The interim judgment by Justice Ailsa Duffy followed an application for judicial review by the Mangawhai Ratepayers and Residents' Association, its chairman Bruce Rogan and his wife Heather.
The Kaipara Validation Act validated irregularities in the setting and assessing of Kaipara District Council rates from the 2006/07 financial year to 2011/12 in respect of the Mangawhai wastewater scheme.
The association has unsuccessfully challenged in the High Court, Court of Appeal, and Supreme Court, the validity of rates levied by the KDC.
In the application for judicial review, the association and the Rogans argued the NRC rates' resolution for the years in question did not state a calendar year by which each instalment of rates was to be paid.
Under Section 24 of the Rating Act, a local authority must state the financial year to which the rate applies and the date on which it must be paid. The Kaipara, Whangarei and the Far North District Councils currently collect rates on behalf of NRC.
NRC rates resolutions did not state a calendar date for their payment but said the dates and methods of payment of instalments, any discount or additional charges shall be the same as those of the three district councils. Justice Duffy said the rates resolutions were incomplete as they failed to fix a time for payment of the intended rates. She said the errors were serious and substantial.
"In short, the NRC has failed to exercise its statutory powers properly when determining rates resolutions and it has unlawfully sought to delegate the performance of a number of its functions in relation to rates to KDC," Justice Duffy said.

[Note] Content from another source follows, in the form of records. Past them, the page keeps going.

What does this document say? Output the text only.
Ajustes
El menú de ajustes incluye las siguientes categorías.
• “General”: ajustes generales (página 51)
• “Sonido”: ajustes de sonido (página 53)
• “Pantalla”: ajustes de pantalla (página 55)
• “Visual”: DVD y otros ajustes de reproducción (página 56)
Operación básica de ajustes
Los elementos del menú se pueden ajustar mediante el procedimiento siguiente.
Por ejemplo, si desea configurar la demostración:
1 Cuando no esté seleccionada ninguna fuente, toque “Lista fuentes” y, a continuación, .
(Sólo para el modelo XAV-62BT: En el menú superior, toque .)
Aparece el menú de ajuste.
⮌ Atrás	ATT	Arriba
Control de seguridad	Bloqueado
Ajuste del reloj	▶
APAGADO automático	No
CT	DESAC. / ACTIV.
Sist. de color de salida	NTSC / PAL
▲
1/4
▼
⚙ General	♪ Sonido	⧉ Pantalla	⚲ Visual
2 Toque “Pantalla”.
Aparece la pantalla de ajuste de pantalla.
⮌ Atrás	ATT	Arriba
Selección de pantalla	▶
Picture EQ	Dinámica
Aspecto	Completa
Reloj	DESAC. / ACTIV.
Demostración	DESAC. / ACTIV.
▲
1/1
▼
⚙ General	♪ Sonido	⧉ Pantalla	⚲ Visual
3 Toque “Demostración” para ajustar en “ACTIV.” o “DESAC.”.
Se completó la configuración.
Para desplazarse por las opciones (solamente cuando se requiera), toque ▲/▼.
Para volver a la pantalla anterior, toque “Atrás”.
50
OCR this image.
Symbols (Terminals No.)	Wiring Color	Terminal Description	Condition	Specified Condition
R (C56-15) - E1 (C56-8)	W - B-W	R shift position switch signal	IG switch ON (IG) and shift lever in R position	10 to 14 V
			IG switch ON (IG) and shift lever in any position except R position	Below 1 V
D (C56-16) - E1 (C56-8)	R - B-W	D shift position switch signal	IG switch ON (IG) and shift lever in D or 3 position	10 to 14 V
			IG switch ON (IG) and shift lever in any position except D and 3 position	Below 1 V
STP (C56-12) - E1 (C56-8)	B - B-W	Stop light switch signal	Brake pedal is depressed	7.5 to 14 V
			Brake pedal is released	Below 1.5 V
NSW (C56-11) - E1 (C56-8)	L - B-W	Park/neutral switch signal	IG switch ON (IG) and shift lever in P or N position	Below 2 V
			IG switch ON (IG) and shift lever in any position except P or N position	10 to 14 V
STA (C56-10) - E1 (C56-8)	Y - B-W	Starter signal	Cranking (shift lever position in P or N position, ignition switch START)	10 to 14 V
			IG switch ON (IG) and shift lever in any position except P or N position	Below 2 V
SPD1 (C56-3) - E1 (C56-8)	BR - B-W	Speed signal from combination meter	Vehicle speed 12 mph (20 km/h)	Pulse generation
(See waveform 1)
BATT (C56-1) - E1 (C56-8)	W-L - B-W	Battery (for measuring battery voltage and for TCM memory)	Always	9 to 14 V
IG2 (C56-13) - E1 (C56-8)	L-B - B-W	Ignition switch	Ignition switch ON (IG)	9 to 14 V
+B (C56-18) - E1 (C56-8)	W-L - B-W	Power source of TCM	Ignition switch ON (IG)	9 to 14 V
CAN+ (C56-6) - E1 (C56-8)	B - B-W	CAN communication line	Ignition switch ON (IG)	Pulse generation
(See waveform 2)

NRC chief executive Malcolm Nicolson said legal implications of the decision would not be clear until the court made a final decision.
That decision concerns an appeal by the Rogans from a judgment by Whangarei District Court judge Keith de Ridder late last year which ordered them to pay more than $20,000 in outstanding rates and penalties.
Both refused to pay rates and penalties from 2011 to 2015 because they claimed the KDC and the NRC issued them documents that did not comply with the Local Government Rating Act.